Pendant deux jours, j'ai vu des hommes se corrompre a vue d'œil sous l'effet de la peur : peur des hommes de Doriot, peur des soldats de Weygand, des Allemands à Moulins, C'était le " Marais au 9 Thermidor ". J'avais toujours pensé et dit qu'aucune Constitution ne pouvait survivre à un tel désastre. Mais Pétain voulait faire une Constitution en présence de l'ennemi pour l'aligner sur ses institutions.

" J'ai quitté Vichy désolé. Je dis à Chautemps : " Alors, c'est la fin de la République ? " Il me répondit : " J'en ai peur. "

Le procès de Riom

Je me retirai à la campagne où je fus arrêté le 4 septembre, amené à Chaveron, condamné à la détention perpétuelle par le maréchal, incarcéré au fort du Portalet, puis renvoyé à Riom. On sait ce qu'il advint de ce procès. De la prison de Riom, je fus transféré en Allemagne, Je ne puis pas m'associer à l'hommage rendu par Daladier aux jugée de Riom. Je n'ai de rancune contre personne. Depuis vingt-cinq ans, je menais volontairement une vie dangereuse qui me préparait à ces épreuves.

Daladier a dit que les juges n'avaient pas voulu inscrire dans un jugement la responsabilité de la France dans la guerre.

" Mais s'ils l'avaient fait, ils auraient été des traîtres. Doit-on les féliciter de n'avoir pas été des traîtres ? Ils ont accepté de faire comparaître des hommes déjà condamnés. Ils avaient prêté serment au maréchal. Je ne considère pas du tout le serment comme une formalité dérisoire. Les magistrats républicains, après le 2 Décembre, et, plus près de nous, les magistrats belges ont donné un exemple qui aurait pu être suivi. Je ne suis pas un criminaliste et je ne suis pas en état de discuter les différentes acceptions du mot trahison. Trahir, cela veut dire livrer. L'armistice, par les limitations qu'il contenait, comportait tout de même un certain nombre de garanties pour le peuple français. On les a livrées les unes après les autres.

Le maréchal s'était attribué un pouvoir semblable à celui d'un roi nègre. Il a trahi la République. Le peuple français avait été atterré par le désastre. On lui a dit : " Cet armistice qui le dégrade et le livre, ce n'est pas un acte déshonorant, mais il est conforme aux intérêts de la patrie. Et ce peuple, qui n'en connaissait pas les clauses, l'a cru, parce que celui qui le lui disait parlait au nom d'années de gloire et d'honneurs. Cela, c'est vraiment la trahison. "

M. Poupon. - Croyez-vous que les mesures militaires prises le 10 juillet ont entravé le vote du 10 juillet ?

M. Blum. J'ai parlé aussi de Doriot qui a menacé Dormoy devant moi, et des Allemands à Moulins. Et le bruit courait qu'aucun des hommes qui voteraient contre ne coucherait dans son lit.

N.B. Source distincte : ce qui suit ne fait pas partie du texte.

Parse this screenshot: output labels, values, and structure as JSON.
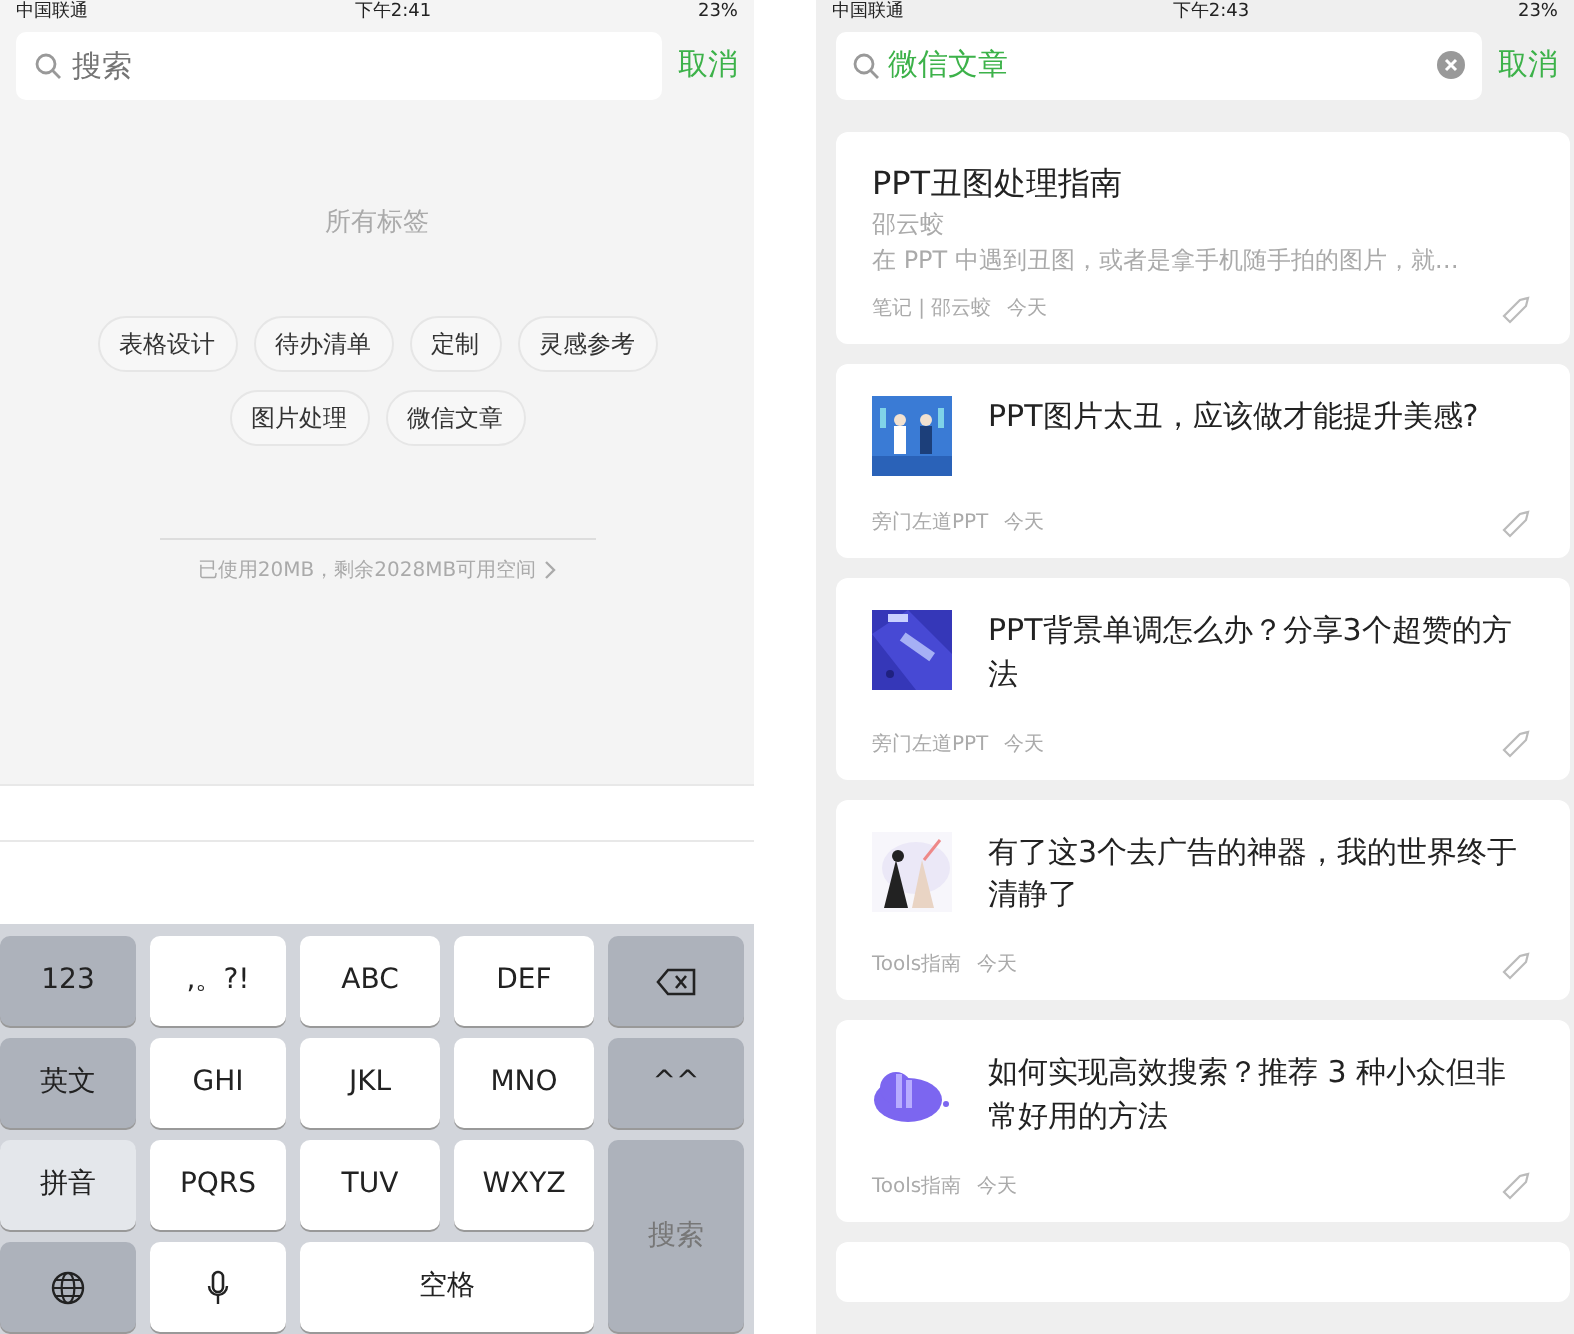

Le procureur général Mornet. - Que pensez-vous d'un serment imposé sous l'œil et la pression de l'ennemi, alors que même Londres conseillait de prêter le serment ?

M. Blum. - S'agissait-il d'une menace vraiment directe sur les personnes ? Un mouvement de démission général aurait-il arrêté le cours de la justice ? Eh bien, cela aurait mieux valu que de la voir rendre, au profit de l'ennemi.

Le bâtonnier Payen. - A l'instruction, vous avez opposé Laval au maréchal, Laval ayant été l'auteur des intrigues.

M. Blum. - Il est certain qu'il a été au centre des intrigues à Vichy. Mais comment faire le partage des responsabilités ?

Le bâtonnier Payen. - Connaissant les deux hommes, pensez-vous que l'influence ait été exercée par le maréchal sur Laval ?

M. Blum. - Je ne connais pas le maréchal. Il y a en lui un mystère. Je ne m'explique pas ses actes. A-t-il agi par ambition ? A-t-il eu des desseins prémédités de trouver dans le désastre de la patrie l'occasion d'un pouvoir personnel qu'il attendait peut-être depuis six ans d'événements intérieurs ? Vraiment, vous m'entraînez sur un terrain...

Le bâtonnier Payen. - Vous avez écrit autrefois que l'on faisait bien de l'honneur à Franco que de lui envoyer un homme comme le maréchal.

M. Blum. - Mais oui, et qu'on se soit servi de ce prestige et, il faut le dire, de cette illusion, pour les fins que l'on sait, c'est là le drame.

M. Blum, qui parle depuis une heure, ne paraît nullement fatigué. Malgré les épreuves qu'il a subies, on le retrouve presque aussi alerte et jeune d'allure qu'il y a cinq ans.